Eino Leino Prize to Hannele Huovi
17 April 2009 | In the news
‘Methinks,/ said the sausage dog / who loved eating verse, that / poetry is tastier than bone.’ (From Karvakorvan runopurkki [Furry pooch’s jar of verse])
Hannele Huovi (born 1949) has received the 2009 Eino Leino Prize, worth € 5,200 and funded by the Finnish Book Foundation, for her extensive work as a writer of books for children and young people, of novels, poetry and text books.
The prize has been awarded since 1956 by the Eino Leino Society, founded to commemorate the poet and journalist Eino Leino (1878–1926).
‘Hannele Huovi is a compelling story-teller but, again and again, she makes us realise what a strange place our world is – how easily we can slip out of it into dream or psychosis, or cross some concealed frontier into a parallel universe.

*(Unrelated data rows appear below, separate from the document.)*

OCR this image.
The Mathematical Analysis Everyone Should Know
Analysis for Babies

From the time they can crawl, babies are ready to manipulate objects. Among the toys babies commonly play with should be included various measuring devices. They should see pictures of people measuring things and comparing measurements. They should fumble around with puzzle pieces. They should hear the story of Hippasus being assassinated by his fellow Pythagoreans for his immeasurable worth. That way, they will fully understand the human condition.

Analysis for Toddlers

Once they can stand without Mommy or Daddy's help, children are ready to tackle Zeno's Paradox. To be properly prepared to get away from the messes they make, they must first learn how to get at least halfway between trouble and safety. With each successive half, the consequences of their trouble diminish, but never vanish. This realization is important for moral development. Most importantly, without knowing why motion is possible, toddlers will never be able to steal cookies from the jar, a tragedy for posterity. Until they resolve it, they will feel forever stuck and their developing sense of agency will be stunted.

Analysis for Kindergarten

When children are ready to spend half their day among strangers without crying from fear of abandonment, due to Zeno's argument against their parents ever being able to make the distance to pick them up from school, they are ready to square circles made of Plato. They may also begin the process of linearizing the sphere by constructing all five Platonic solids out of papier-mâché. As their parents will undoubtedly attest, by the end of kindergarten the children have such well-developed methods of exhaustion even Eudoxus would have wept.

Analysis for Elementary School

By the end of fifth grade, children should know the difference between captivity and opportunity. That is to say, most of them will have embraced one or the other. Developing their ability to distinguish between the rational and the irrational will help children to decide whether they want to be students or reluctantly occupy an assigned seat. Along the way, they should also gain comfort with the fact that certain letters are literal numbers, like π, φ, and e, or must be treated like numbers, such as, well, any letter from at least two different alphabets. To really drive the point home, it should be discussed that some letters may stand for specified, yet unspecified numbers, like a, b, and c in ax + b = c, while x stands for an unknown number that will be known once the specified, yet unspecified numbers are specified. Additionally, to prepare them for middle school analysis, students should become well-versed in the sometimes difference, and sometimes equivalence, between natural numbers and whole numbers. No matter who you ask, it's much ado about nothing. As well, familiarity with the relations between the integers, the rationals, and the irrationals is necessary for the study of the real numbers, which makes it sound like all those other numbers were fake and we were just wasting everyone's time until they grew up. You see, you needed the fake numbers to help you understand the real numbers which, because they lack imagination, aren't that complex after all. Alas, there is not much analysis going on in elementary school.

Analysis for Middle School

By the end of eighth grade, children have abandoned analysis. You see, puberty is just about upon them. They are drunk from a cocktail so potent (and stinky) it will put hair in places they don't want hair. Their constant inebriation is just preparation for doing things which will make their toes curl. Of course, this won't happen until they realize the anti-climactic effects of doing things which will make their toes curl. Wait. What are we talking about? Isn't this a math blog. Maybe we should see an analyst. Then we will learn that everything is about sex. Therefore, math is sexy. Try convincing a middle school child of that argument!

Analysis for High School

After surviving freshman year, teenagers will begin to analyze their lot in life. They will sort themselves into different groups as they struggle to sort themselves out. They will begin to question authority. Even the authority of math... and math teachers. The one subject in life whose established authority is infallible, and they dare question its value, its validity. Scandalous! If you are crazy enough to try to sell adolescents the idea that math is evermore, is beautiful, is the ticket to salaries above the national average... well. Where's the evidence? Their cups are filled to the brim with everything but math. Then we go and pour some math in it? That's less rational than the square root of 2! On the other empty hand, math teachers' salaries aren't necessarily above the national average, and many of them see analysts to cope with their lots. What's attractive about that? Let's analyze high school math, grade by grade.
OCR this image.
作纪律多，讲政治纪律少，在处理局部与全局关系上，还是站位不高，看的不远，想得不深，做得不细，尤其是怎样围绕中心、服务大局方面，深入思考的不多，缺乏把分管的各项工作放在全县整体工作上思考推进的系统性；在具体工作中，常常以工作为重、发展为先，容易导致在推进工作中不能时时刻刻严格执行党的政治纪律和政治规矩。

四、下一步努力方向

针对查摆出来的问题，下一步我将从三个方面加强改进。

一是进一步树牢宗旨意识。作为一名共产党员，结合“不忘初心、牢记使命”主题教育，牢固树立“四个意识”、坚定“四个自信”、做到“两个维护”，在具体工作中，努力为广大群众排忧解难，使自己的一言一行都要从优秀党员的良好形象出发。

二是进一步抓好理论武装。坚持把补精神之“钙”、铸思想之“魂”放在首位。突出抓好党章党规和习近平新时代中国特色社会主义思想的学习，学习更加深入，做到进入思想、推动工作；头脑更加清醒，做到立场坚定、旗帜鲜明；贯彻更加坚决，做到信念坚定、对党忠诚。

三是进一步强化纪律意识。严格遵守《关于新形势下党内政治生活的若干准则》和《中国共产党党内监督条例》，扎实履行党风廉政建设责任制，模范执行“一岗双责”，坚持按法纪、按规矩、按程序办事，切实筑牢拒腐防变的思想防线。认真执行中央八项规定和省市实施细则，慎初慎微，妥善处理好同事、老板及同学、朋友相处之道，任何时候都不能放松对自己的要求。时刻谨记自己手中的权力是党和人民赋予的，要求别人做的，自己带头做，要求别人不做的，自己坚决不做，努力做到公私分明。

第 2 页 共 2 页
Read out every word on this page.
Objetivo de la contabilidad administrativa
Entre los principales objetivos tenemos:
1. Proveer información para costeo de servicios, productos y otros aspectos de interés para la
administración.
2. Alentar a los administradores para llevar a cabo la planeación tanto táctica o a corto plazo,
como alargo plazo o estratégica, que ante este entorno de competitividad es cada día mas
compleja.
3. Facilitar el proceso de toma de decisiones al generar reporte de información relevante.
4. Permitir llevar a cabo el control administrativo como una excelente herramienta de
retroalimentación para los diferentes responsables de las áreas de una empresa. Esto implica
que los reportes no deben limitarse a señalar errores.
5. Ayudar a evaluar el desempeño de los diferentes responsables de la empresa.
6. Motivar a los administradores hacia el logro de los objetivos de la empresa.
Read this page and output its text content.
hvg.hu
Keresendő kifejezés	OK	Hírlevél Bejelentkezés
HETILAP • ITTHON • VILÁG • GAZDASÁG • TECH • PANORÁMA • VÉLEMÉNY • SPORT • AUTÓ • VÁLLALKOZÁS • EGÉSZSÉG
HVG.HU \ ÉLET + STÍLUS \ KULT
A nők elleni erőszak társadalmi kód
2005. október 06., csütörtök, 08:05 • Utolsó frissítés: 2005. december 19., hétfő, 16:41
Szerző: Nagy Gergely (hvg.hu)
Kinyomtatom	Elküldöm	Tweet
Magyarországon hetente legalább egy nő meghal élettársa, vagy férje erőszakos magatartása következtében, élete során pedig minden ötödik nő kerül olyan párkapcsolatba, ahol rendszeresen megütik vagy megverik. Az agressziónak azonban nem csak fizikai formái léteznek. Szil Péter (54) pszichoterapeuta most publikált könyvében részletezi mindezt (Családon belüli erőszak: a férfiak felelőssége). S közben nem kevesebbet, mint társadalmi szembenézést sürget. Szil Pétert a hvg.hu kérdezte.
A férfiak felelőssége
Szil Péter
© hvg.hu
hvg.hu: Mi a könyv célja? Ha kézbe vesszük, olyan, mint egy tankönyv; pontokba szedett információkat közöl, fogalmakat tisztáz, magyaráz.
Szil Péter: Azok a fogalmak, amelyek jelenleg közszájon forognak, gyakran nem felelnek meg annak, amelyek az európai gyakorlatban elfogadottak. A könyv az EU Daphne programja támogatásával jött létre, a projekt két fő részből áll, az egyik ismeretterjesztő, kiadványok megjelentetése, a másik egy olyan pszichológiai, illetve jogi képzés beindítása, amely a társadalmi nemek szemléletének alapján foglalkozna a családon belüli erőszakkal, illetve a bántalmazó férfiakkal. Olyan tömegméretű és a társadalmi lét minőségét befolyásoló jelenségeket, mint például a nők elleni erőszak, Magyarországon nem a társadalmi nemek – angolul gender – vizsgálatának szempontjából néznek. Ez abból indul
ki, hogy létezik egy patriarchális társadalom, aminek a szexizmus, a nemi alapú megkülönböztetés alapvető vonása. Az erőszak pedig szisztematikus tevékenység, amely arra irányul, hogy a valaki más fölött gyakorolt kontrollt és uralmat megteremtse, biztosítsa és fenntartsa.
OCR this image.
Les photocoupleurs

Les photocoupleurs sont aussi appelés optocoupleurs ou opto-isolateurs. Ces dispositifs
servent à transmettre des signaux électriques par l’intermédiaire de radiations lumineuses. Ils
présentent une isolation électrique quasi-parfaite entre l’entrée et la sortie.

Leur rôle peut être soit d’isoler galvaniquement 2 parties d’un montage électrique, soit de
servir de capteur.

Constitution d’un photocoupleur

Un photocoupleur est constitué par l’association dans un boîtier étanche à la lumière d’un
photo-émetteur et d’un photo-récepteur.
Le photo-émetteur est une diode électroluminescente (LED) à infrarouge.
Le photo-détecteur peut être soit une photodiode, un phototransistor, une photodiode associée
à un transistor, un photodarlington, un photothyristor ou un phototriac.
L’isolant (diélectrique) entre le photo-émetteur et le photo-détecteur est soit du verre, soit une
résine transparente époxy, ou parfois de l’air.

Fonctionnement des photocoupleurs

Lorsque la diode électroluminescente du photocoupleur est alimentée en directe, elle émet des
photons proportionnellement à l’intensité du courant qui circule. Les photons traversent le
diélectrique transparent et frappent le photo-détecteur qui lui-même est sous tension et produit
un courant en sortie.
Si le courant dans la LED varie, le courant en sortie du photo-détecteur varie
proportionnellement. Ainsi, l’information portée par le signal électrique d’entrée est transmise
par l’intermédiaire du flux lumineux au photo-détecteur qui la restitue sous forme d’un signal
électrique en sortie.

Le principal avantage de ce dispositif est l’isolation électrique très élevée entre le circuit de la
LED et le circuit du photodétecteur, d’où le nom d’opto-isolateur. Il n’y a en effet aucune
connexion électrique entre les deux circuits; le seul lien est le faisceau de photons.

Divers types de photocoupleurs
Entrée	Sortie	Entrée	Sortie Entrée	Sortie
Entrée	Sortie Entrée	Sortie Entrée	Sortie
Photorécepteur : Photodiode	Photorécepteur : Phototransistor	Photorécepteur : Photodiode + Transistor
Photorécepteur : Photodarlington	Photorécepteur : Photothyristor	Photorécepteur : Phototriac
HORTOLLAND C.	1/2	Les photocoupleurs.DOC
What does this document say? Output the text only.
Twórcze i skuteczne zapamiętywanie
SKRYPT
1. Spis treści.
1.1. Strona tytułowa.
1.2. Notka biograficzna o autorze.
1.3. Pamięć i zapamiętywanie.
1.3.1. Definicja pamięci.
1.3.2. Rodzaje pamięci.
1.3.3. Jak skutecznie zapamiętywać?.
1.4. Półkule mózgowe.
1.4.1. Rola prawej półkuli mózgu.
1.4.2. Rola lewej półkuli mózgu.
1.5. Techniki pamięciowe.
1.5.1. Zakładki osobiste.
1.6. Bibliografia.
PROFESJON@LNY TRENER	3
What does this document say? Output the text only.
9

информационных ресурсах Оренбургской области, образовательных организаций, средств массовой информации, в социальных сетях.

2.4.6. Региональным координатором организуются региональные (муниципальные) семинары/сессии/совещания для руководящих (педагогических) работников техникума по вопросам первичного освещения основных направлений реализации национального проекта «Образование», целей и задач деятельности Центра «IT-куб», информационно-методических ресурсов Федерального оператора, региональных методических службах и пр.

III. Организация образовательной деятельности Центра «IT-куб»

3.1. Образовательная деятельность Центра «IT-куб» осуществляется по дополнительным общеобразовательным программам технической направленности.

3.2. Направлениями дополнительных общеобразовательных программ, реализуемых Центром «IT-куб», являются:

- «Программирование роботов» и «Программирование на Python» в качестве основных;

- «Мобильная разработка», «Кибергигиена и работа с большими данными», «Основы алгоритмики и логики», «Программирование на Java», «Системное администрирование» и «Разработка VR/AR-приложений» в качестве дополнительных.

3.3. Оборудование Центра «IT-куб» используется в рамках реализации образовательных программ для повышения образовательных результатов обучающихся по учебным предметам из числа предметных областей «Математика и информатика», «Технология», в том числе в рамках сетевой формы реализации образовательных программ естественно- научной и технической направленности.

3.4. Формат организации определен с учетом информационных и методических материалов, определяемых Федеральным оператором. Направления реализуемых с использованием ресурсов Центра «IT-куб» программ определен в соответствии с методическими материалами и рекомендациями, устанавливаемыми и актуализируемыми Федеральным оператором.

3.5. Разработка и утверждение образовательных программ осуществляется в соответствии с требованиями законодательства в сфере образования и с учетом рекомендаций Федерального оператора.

‘Hers is a readable form of surrealism – the art of defamiliarising familiar things by putting them in anomalous environments. The results are absorbing for children but fascinating and entertaining for adults too, an essential of good children’s literature. Because it can be serious without being solemn and can expand consciousness, the genre has engaged very great wits from Jonathan Swift to Lewis Carroll.’
Herbert Lomas, in his introduction to Hannele Huovi’s collection of fables, Gepardi katsoo peiliin (‘A cheetah looks into the looking-glass’, Tammi, 2003), goes on to say: ‘But of course these are fables, funnier than Aesop’s, and even have a moral at the end – not necessarily the most obvious of the implicit ones. The imagery contains important lessons for children of all ages.’